DOI: 10.1111/codi.70524 ISSN: 1462-8910

Mental health outcomes following emergent versus elective colorectal surgery

Samantha J. Scarola, Shreyus S. Kulkarni, Scott T. Rehrig, Cristina B. Feather, Justin D. Turcotte, John R. Klune

Abstract

Introduction

Emergency surgery carries risk for psychological adverse events, yet procedure‐specific mental‐health outcomes remain poorly characterized. This study evaluated the association between surgical acuity (emergent vs elective), ostomy formation and new‐onset postoperative mental‐health conditions following colorectal surgery.

Methods

A retrospective cohort study of patients undergoing emergent or elective colorectal surgery from 2015 to 2025 in the TriNetX research‐network was performed.
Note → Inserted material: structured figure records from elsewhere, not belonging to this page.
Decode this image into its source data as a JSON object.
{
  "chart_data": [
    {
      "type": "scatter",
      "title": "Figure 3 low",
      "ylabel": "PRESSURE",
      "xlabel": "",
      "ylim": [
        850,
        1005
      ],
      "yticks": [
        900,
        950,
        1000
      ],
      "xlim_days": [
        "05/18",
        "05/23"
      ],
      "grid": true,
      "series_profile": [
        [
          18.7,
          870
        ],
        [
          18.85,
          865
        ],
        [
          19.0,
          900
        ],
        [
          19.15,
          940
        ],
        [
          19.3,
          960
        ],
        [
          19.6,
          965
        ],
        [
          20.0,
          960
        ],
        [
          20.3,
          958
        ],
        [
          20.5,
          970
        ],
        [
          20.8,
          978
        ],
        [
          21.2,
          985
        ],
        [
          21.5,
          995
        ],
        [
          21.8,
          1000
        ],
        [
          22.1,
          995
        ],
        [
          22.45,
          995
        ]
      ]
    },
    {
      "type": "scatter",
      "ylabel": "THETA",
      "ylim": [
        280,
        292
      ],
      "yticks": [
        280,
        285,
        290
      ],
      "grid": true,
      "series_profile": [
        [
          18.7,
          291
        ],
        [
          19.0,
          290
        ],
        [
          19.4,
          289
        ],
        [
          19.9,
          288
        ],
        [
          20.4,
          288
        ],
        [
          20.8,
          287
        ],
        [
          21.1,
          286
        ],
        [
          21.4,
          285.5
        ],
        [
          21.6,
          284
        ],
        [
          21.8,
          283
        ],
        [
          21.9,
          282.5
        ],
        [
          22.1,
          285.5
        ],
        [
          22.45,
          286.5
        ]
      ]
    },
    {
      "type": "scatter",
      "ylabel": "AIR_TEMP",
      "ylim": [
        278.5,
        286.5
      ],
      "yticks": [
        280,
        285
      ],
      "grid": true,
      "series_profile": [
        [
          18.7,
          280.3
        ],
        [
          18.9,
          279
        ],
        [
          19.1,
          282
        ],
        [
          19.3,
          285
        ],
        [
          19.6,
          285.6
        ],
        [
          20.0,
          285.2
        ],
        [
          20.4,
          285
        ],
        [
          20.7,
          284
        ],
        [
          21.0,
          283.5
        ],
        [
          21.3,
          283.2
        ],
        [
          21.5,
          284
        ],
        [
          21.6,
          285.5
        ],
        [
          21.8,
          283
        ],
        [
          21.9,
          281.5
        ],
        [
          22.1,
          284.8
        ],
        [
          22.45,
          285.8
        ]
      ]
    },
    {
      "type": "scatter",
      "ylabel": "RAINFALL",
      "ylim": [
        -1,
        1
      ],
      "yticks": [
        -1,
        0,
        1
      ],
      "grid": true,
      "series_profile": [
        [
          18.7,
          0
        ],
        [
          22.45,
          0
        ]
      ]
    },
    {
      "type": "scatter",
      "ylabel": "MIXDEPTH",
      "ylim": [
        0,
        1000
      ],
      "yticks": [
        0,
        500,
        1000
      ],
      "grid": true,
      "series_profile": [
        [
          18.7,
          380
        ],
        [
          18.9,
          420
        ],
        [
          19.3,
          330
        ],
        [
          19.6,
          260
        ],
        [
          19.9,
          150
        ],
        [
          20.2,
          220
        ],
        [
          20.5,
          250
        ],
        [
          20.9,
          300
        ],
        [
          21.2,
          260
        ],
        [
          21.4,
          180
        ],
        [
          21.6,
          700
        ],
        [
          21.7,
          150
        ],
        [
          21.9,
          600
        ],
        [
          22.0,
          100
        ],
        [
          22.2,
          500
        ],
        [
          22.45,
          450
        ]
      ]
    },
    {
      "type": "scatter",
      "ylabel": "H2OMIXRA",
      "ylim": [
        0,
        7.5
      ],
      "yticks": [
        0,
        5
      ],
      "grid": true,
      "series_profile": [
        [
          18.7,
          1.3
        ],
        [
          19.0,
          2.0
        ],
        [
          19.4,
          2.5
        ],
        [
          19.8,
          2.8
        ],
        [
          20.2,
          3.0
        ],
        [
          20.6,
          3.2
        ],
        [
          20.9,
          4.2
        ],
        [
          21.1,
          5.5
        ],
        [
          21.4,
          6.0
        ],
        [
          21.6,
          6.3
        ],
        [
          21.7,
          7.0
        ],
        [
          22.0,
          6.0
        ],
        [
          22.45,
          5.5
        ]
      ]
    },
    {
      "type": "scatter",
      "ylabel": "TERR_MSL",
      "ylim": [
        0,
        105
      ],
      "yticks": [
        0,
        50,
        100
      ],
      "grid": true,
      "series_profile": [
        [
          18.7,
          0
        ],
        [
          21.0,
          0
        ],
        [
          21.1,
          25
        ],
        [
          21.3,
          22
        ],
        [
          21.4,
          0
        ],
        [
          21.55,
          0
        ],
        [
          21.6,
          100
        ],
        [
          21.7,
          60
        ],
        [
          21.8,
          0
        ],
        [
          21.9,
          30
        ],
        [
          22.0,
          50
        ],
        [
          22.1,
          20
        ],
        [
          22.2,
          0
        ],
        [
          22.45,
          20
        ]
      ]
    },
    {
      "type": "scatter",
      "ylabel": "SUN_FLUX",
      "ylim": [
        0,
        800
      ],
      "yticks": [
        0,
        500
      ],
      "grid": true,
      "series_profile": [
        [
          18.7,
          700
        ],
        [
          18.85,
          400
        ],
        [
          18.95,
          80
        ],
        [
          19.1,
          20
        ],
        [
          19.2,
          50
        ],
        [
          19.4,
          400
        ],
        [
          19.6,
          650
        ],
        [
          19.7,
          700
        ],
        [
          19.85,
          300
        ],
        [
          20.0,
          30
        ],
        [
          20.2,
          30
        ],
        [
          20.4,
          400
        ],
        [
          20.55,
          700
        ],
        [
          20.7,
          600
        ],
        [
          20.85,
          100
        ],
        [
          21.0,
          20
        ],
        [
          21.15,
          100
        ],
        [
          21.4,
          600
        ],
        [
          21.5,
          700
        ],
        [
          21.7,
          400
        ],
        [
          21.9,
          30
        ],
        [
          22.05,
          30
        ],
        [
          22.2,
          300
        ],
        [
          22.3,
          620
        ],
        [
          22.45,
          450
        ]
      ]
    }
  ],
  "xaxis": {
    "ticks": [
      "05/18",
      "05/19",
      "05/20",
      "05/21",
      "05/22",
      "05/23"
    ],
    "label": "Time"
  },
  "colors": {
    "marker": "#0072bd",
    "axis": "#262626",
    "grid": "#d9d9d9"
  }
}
Patients with pre‐existing mental‐health diagnoses were excluded. Analyses were stratified a priori by procedure type (anastomosis vs ostomy). Within these cohorts, emergent and elective cases were 1:1 propensity‐score‐matched on 55 patient‐characteristics. Rates of new‐onset depression, anxiety, post‐traumatic stress disorder (PTSD), stress reaction/adjustment disorders and suicidal ideation, attempts, or self‐harm within 1‐year postoperatively were compared between groups using univariable analyses.

Results

In the anastomosis cohort ( n  = 8,880), emergent surgery was associated with higher rates of depression (4.03% vs 2.77%; p  = 0.001), anxiety (5.20% vs 4.23%; p  = 0.031) and stress reaction/adjustment disorders (2.03% vs 1.28%; p  = 0.006). Overall, emergent procedures carried a 36% increased relative‐risk of any adverse mental‐health outcome (9.30% vs 6.82%; RR: 1.36; p  < 0.001). In the ostomy cohort ( n  = 6,748), emergent surgery was associated with higher rates of depression (7.44% vs 4.89%; p  < 0.001), anxiety (8.20% vs 6.31%; p  = 0.003) and stress‐related disorders (2.79% vs 1.63%; p  = 0.001), with a 35% increased relative‐risk of any adverse mental‐health event (14.26% vs 10.58%; RR: 1.35; p  < 0.001).

Conclusion

Emergent colorectal surgery was associated with significantly higher rates of postoperative mental‐health disorders compared with elective operations across both anastomosis and ostomy creation groups, suggesting that the acuity of surgical presentation is a critical determinant of postoperative psychological recovery.